By Daniel Hunter

The eurozone crisis has been rumbling on for months now, and with Greece perched on the precipice of long term stagflation and increasing isolation, the picture is not pretty.

However, amongst all of the doom and gloom coming from the European Union, there is a slither of good news today (Wednesday) as the euro hit an eight week high against the dollar.

Andy Scott, Foreign Exchange Dealer at HiFX says the euro has shown that it is not a redundant currency yet.

“The Euro has staged yet another impressive recovery against some of its major counterparts over the last four weeks, proving that whilst it may be down, it’s far from out," he said.

"The single currency, which continues to face critics who say it is destined to collapse any day has clocked up gains of 5% against the US Dollar and the Japanese Yen since hitting multi-month lows last month.

“It isn’t all positive though as the Euro continues to trade close to all time lows against the antipodean currencies, and has struggled to recover against currencies closer to home such as the Pound and the Krona.

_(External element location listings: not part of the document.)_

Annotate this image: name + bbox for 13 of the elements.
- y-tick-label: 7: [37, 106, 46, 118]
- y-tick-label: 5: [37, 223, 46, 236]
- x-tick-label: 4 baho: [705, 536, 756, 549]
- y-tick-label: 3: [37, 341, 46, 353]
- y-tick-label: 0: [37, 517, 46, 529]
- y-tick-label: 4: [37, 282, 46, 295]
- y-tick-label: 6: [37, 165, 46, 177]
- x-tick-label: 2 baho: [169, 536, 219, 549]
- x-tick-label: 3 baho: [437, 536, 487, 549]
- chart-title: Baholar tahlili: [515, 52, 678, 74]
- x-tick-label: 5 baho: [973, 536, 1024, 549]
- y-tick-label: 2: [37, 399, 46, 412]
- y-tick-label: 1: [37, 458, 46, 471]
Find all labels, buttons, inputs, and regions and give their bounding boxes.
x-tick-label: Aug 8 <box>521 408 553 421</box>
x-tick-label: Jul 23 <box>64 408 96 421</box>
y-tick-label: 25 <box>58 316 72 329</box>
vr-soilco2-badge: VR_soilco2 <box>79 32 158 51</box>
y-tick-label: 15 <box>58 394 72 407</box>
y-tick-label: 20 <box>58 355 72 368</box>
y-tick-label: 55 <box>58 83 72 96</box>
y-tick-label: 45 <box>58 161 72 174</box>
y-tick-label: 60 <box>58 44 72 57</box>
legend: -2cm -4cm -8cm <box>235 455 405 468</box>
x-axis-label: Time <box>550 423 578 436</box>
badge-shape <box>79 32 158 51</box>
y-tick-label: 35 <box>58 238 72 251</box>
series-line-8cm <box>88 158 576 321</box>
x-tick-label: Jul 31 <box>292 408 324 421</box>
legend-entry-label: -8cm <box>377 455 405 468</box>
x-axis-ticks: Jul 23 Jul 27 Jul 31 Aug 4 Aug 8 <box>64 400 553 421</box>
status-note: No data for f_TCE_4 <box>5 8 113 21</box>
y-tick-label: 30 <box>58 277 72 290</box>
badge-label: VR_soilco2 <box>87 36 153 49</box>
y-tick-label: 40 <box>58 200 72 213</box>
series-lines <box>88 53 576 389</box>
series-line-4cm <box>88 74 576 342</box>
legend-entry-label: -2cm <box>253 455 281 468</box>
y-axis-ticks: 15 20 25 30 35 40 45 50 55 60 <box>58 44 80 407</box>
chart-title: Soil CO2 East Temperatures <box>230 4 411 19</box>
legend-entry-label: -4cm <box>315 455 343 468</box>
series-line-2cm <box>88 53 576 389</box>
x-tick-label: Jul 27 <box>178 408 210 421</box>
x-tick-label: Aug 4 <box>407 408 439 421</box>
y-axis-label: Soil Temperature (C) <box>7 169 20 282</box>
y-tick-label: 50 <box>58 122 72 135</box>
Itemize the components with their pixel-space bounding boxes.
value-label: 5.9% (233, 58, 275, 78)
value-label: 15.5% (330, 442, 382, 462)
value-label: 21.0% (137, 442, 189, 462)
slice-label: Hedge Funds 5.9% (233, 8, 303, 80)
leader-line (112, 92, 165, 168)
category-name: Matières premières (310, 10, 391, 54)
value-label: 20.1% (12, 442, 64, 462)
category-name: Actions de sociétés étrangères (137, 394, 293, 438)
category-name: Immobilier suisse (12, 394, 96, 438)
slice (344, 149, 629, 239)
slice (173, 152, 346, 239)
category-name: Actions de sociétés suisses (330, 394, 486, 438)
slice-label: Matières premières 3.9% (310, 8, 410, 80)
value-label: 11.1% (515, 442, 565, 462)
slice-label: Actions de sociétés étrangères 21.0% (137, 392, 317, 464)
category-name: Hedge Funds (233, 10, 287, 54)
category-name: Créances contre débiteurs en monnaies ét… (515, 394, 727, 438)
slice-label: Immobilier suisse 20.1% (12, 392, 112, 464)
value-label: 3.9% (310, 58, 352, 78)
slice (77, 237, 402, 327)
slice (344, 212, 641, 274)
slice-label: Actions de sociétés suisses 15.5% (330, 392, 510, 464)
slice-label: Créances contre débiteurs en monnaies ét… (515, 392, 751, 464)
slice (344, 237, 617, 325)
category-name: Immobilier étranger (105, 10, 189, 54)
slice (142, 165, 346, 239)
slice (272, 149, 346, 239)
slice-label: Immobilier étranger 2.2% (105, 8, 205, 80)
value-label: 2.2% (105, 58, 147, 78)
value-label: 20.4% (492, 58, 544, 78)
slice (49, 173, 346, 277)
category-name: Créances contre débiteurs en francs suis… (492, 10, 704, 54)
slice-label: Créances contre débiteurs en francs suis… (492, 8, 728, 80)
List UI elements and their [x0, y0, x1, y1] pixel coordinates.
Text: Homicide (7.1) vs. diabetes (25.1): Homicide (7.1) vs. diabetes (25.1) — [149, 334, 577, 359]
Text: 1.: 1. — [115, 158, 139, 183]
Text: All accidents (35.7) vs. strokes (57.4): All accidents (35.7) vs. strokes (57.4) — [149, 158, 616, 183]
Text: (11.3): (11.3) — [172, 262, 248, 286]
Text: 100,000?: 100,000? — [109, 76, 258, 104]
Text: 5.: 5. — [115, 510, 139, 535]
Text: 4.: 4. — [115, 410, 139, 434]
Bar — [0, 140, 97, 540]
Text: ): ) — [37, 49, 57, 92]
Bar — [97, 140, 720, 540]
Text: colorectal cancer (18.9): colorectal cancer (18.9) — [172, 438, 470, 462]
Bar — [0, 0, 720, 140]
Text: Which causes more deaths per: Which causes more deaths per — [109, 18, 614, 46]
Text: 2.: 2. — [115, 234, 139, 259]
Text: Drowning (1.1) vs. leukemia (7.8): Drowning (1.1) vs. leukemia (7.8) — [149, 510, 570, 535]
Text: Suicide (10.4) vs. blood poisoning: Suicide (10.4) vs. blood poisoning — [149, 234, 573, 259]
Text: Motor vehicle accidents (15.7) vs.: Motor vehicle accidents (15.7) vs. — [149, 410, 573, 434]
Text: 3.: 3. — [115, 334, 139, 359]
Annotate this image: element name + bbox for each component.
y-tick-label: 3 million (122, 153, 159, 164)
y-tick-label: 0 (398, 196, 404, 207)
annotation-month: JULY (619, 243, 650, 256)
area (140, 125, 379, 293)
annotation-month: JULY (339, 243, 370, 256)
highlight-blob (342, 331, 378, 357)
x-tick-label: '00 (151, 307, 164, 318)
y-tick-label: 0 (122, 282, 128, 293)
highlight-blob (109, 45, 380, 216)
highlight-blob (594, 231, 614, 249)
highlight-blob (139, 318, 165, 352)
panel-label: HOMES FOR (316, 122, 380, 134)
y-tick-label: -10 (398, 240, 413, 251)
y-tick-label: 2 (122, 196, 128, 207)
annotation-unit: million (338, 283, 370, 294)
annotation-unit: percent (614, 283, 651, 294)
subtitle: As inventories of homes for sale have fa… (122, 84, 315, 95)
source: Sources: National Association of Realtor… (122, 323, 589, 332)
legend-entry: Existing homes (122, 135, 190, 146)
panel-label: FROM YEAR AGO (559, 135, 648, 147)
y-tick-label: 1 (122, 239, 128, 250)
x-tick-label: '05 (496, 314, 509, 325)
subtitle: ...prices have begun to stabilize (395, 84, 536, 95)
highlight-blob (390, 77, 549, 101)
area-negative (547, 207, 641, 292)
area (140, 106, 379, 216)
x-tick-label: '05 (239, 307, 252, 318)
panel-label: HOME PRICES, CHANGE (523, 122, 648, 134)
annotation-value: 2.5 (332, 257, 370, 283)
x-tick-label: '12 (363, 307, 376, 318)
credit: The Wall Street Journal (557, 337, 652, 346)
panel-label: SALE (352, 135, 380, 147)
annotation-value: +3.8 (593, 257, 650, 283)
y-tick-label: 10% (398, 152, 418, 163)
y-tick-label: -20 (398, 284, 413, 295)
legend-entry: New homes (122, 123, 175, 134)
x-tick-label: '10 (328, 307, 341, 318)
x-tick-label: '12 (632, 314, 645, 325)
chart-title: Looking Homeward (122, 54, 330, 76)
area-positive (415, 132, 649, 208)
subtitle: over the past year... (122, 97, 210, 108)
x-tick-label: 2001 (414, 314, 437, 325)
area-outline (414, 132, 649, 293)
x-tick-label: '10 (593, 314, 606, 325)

"This appears to signal that the gains are a combination of risk appetite improving and the policy statement from the Federal Reserve (January 25th) which has seen the Dollar weaken across the board.

“We continue to remain cautious of any Euro rallies until Italian borrowing costs are back at more sustainable levels and Greece looks close to approving the austerity measures preventing it from defaulting next month; the fundamentals remain weak.

“Attention will be fixed firmly on Mario Draghi tomorrow as he delivers his 5th policy statement since taking charge of the ECB. Having taken some early decisive and effective steps to ease bank liquidity pressures and funding costs, helping to stabilise the Euro and reduce sovereign borrowing costs; we expect rates to be left on hold at 1% for now.

"We do however see a good chance that borrowing costs will be lowered further as austerity measures being undertaken weaken growth across the euro zone. The Bank of England will announce their policy decision at noon tomorrow with the market expecting an additional £50bn to be added to their asset purchase programme (quantitative easing) and interest rates to be kept on hold at 0.5%.”